This paper reports the development of SAHL-S&E, designed to provide a comparable test of health literacy for Spanish-speaking and English-speaking populations. Results show that the instrument has good validity and reliability. Guessing does not appear to be a concern if clear instruction is given before the test. The instrument contains only 18 items and is easy to administer. We estimate that the administration would take only 2–3 minutes and require minimal training. (The Spanish and English version of SAHL-S&E and the user guides are included in the Appendix.) A rather high cutoff point is found for low health literacy (≤14), suggesting that the SAHL-S&E is particularly useful for identifying individuals with low health literacy. The test information function confirms that the instrument is highly reliable at the lower range of scores.
In validating the instrument, we found that SAHL-S had a higher correlation with SAHLSA than with Spanish TOFHLA. Similarly, the correlation between SAHL-E and REALM was higher than that between SAHL-E and English TOFHLA. The findings may reflect the fact that the design of SAHL-S&E, essentially a word recognition test of reading ability, is the same as SAHLSA and similar to REALM. We also found that the resulting instrument had a lower correlation with years of schooling in the Spanish-speaking sample. There are two plausible explanations. First, in comparison with education experience of English speakers, Spanish speakers, whose education was obtained in multiple countries and systems, may have more heterogeneous education experience. Second, although consistent with the standard testing in the U.S. education system, the format of the test (a pronunciation test and a multiple-choice test for comprehension) may be unusual for Spanish speakers. In other words, Spanish-speaking respondents in our sample, compared with English-speaking respondents with the same level of formal schooling, may be less familiar with the multiple-choice format of the test and thus have a poorer performance on the test.
Several limitations are worth noting. The instrument was developed based on standard, “dictionary” Spanish and English. Further testing of the instrument may be needed in different Spanish- and English-speaking subpopulations who are accustomed to using different idiomatic expressions. As with other health literacy instruments such as TOFHLA and REALM, SAHL-S&E is a reading test. It assesses specifically an individual's reading skill in the health care context. The design is based on the assumption that reading ability is a basic literacy skill, without which patients would have difficulty functioning in and negotiating the health care system. However reasonable the assumption is, it should be noted that the instrument does not capture other skills such as numeracy and interpersonal communication that may also be important in health care. Furthermore, similar to prior instrument development studies, our study did not include a random, representative sample of Spanish speakers and English speakers in the community. The clinic-based participants recruited for the study may be more receptive to a health literacy test. What kind of difficulties may arise in applying the SAHL-S&E to a community-based sample remains to be evaluated. Finally, as we have noted, the instrument is particularly suitable for identifying individuals with low health literacy. For individuals with a >14 score, the instrument may not be sensitive enough to distinguish different health literacy levels.
Despite these limitations, the instrument is robust and has several practical applications. First, unlike other instruments, the comparability between the Spanish and English versions of the instrument is established through rigorous psychometric evaluation.

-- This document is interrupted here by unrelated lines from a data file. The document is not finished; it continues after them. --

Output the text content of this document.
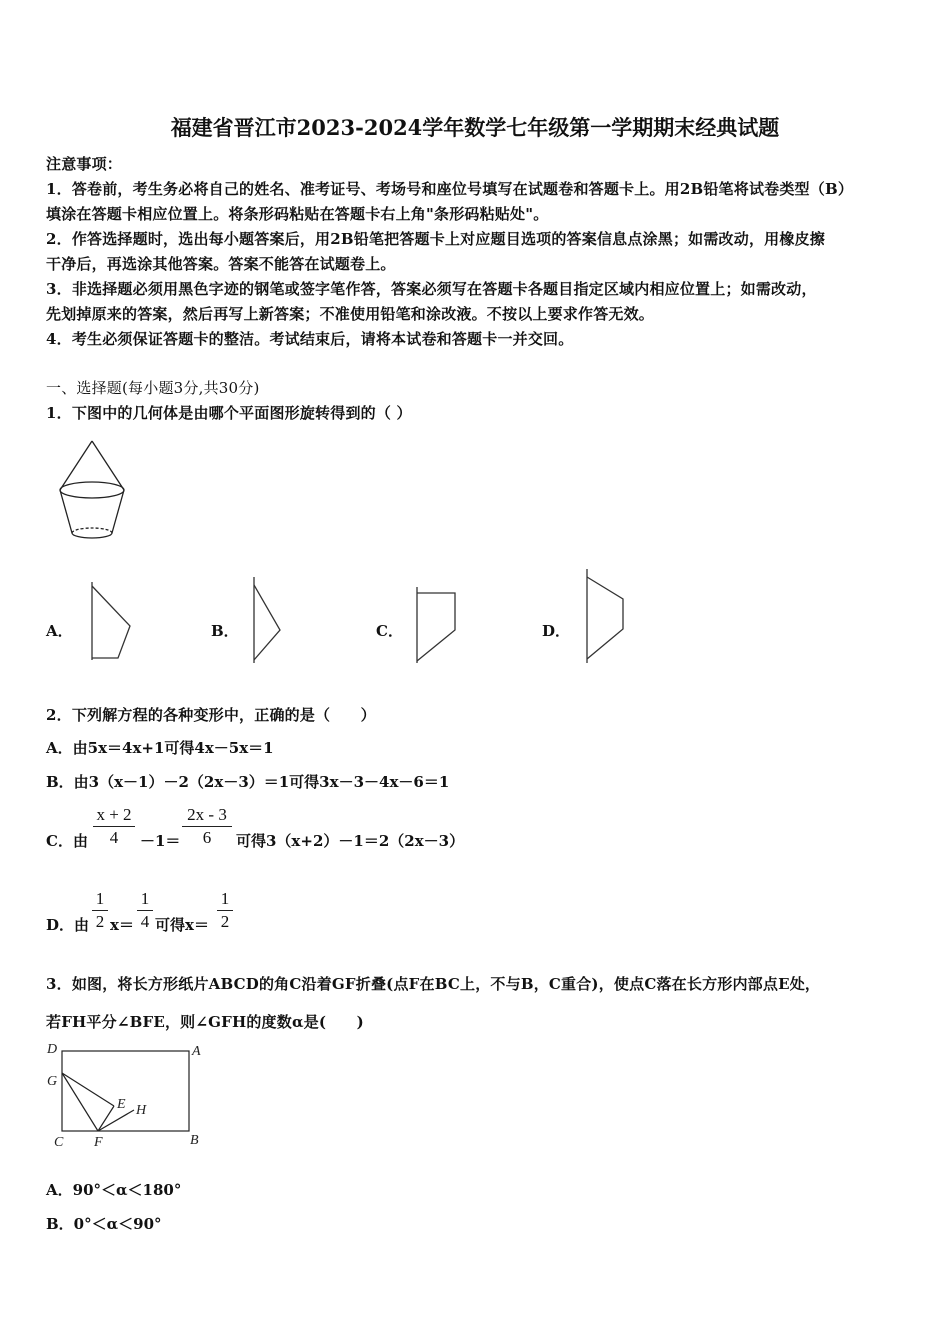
福建省晋江市2023-2024学年数学七年级第一学期期末经典试题
注意事项：
1．答卷前，考生务必将自己的姓名、准考证号、考场号和座位号填写在试题卷和答题卡上。用2B铅笔将试卷类型（B）
填涂在答题卡相应位置上。将条形码粘贴在答题卡右上角"条形码粘贴处"。
2．作答选择题时，选出每小题答案后，用2B铅笔把答题卡上对应题目选项的答案信息点涂黑；如需改动，用橡皮擦
干净后，再选涂其他答案。答案不能答在试题卷上。
3．非选择题必须用黑色字迹的钢笔或签字笔作答，答案必须写在答题卡各题目指定区域内相应位置上；如需改动，
先划掉原来的答案，然后再写上新答案；不准使用铅笔和涂改液。不按以上要求作答无效。
4．考生必须保证答题卡的整洁。考试结束后，请将本试卷和答题卡一并交回。
一、选择题(每小题3分,共30分)
1．下图中的几何体是由哪个平面图形旋转得到的（ ）
A．	B．	C．	D．
2．下列解方程的各种变形中，正确的是（　　）
A．由5x＝4x+1可得4x－5x＝1
B．由3（x－1）－2（2x－3）＝1可得3x－3－4x－6＝1
C．由
x + 2
4	－1＝
2x - 3
6	可得3（x+2）－1＝2（2x－3）
D．由
1
2 x＝
1
4 可得x＝
1
2
3．如图，将长方形纸片ABCD的角C沿着GF折叠(点F在BC上，不与B，C重合)，使点C落在长方形内部点E处，
若FH平分∠BFE，则∠GFH的度数α是(　　)
D	A
G
E H
C F	B
A．90°＜α＜180°
B．0°＜α＜90°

It offers a reliable way to assess and compare the level of low health literacy between Spanish and English speakers.
Second, the instrument may be used to screen for individual health literacy level in public health and clinical settings that serve a high concentration of English-speaking or Spanish-speaking patients or a mixed patient population. Being able to identify patients with low health literacy can alert health care providers to the possibility that these patients may have difficulty with printed educational materials, communicating their symptoms to physicians, or following medical instructions (Bass et al. 2002
; Chew, Bradley, and Boyko 2004
; Institute of Medicine 2004
;). Increased awareness among health care practitioners of the special health and personal needs of low health literacy patients may help reduce the level of linguistic complexity used in provider–patient communications, thus preventing serious medical errors due to misunderstanding. This, in turn, has the potential to improve quality of care and reduce health care cost. These potential advantages asides, the value of health literacy screening may still be debatable because of concerns about patient stigmatization and embarrassment (Parikh et al. 1996
; Wolf et al. 2007
;). Two recent studies suggest that patients are not adverse to health literacy screening if protection of personal information is exercised (Ryan et al. 2008
; VanGeest, Welch, and Weinber 2010
;). However, more research is needed to assess the conditions under which health literacy screening may be appropriate in clinical settings.

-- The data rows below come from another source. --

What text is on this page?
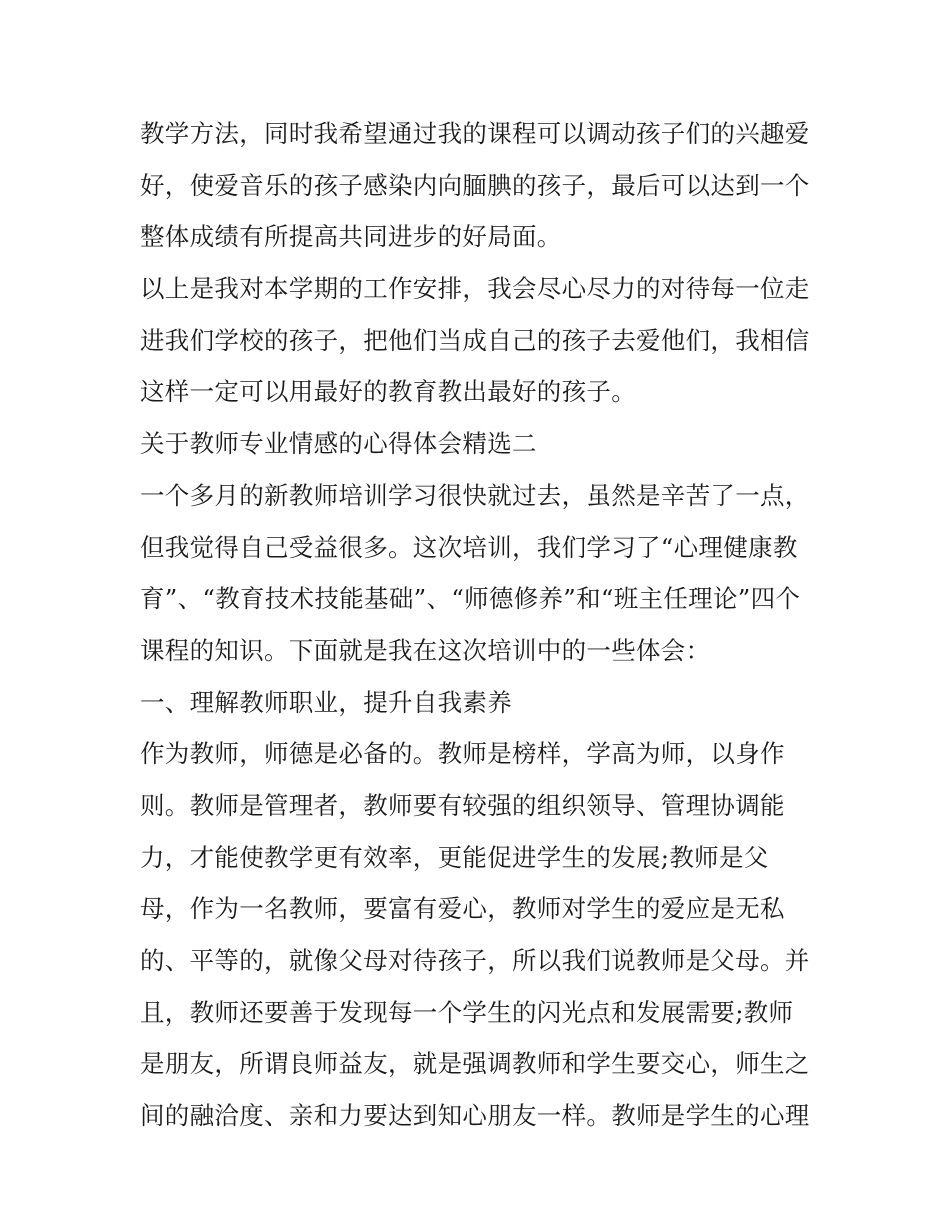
教学方法，同时我希望通过我的课程可以调动孩子们的兴趣爱
好，使爱音乐的孩子感染内向腼腆的孩子，最后可以达到一个
整体成绩有所提高共同进步的好局面。
以上是我对本学期的工作安排，我会尽心尽力的对待每一位走
进我们学校的孩子，把他们当成自己的孩子去爱他们，我相信
这样一定可以用最好的教育教出最好的孩子。
关于教师专业情感的心得体会精选二
一个多月的新教师培训学习很快就过去，虽然是辛苦了一点，
但我觉得自己受益很多。这次培训，我们学习了“心理健康教
育”、“教育技术技能基础”、“师德修养”和“班主任理论”四个
课程的知识。下面就是我在这次培训中的一些体会：
一、理解教师职业，提升自我素养
作为教师，师德是必备的。教师是榜样，学高为师，以身作
则。教师是管理者，教师要有较强的组织领导、管理协调能
力，才能使教学更有效率，更能促进学生的发展;教师是父
母，作为一名教师，要富有爱心，教师对学生的爱应是无私
的、平等的，就像父母对待孩子，所以我们说教师是父母。并
且，教师还要善于发现每一个学生的闪光点和发展需要;教师
是朋友，所谓良师益友，就是强调教师和学生要交心，师生之
间的融洽度、亲和力要达到知心朋友一样。教师是学生的心理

Third, the instrument could be used to assess the level of health literacy in local communities. The information could be used to guide the design of appropriate health educational materials (written and/or multimedia) or for devising community intervention programs that are comparable with the health literacy level of the local population (Brandes 1996
; Davis et al. 1998
Finally, a comparable health literacy instrument for Spanish and English speakers would facilitate comparisons in research. Instead of stratifying subjects on language in health literacy research, researchers could combine samples and use SAHL-S&E to identify those with low health literacy in their analysis.